Dünya Savaşından sonra Avrupadaki istikrarın, barışın en önemli koruyucusu bu
kuvvetli siyasi birlik. Ama unutulmaması lazım ki bu birlik ortak ekonomik
çıkarlar üzerine inşa edilmiş bir birlik. İlk, çünkü kömür-çelikten başlıyor,
ondan sonra ortak pazar oluyor, ondan sonra Avrupa Ekonomik Topluluğu oluyor,
sonra Avrupa Topluluğu ve Avrupa Birliği. Şimdi ortak ekonomik çıkar zemini
zayıflayınca siyasi birliğin de geleceği, kuşkusuz artık tartışılabilir hale
geliyor. Halbuki AB, ortak değerler etrafında aynı zamanda oluşmuş bir birlik.

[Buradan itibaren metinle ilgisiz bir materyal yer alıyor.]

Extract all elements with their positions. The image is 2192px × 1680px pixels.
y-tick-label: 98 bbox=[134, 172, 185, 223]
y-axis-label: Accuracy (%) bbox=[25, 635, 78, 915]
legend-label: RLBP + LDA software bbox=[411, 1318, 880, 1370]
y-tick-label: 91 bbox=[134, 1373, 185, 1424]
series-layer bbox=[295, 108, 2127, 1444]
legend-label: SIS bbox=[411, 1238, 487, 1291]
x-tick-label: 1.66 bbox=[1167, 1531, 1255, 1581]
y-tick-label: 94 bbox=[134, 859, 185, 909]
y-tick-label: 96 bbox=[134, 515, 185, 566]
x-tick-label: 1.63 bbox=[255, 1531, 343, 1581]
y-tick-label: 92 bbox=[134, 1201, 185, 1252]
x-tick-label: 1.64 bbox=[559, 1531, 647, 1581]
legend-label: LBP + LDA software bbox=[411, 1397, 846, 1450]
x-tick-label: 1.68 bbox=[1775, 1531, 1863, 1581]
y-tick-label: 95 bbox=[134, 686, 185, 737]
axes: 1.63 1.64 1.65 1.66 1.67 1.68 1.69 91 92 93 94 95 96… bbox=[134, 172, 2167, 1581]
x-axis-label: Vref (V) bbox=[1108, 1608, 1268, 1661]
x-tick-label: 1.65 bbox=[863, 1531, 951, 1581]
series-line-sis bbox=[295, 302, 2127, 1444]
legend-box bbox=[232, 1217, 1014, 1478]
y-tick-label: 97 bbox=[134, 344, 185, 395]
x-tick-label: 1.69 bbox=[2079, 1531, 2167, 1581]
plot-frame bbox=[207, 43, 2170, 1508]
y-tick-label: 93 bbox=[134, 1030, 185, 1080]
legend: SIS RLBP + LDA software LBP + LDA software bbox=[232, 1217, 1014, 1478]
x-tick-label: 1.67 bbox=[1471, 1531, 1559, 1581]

Bunun hiç unutulmaması gerekiyor. Biz Avrupalı dostlarımıza bunu çok sık
hatırlatıyoruz. Temel hak ve özgürlükler, hukukun üstünlüğü, iyi işleyen bir
demokrasi, bunlar şu anda 27 ülkede de uygulanan değerler. Bu evrensel değerlerin
bu krize kurban edilmemesi gerekiyor. AB bir barış projesi, Avrupa için bir barış
projesi, fakat biz inanıyoruz ki Türkiye de inşallah bir gün üye olduğunda bu bir
küresel barış projesi haline gelecek. Biz eğer hala AB, AB diyorsak ki bugünlerde
Türkiye-de de çıkıp bunu açık yüreklilikle söylemek o kadar kolay bir iş değil.
AB üzerinden de Türkiyede iç siyasette tartışmaların bazen enteresan
boyutlara ulaşabildiğini aktaran Babacan, Ama mutlaka o vizyonumuzu
kaybetmememiz gerekiyor. Çünkü Türkiyenin AB üyeliği, sadece AB için değil,
sadece Türkiye için değil çok daha geniş bir coğrafya için çok önemli bir
projedir dedi. Babacan, şunları söyledi:
Bakın bugün, Kuzey Afrikada, Orta Doğuda pek çok ülkede dönüşüm süreci
başladı ve bu dönüşüm sürecinin en önemli sebebi, Türkiye olarak gösterildi.
Nüfusunun önemli bir çoğunluğunun Müslüman olduğu bir ülkede eğer demokrasi iyi
işleyebiliyorsa, eğer temel hak ve özgürlükler konusunda çok daha ileri
uygulamalar yapılabiliyorsa ve bu ülke ekonomik olarak da başarı örneği oluyorsa,
pek çok ülkede gençler soruyor; Türkiyenin yaptığını biz niye yapmıyoruz-
diye. İşte bugün baktığınızda Tunusta, Mısırda, Libyada, Yemende, hatta
Suriyede bütün bu dönüşümün, çabanın, bütün bu zor geçiş süreçlerinin arkasında
bir bakıma işte bu aynı değerlerin arayışı var. Biz kuvvetle inanıyoruz ki
Türkiyenin kendi içinde daha kuvvetli yaşattığı bu evrensel değerler, pek çok
ülke tarafından ileride benimsenebilir, uygulanabilir.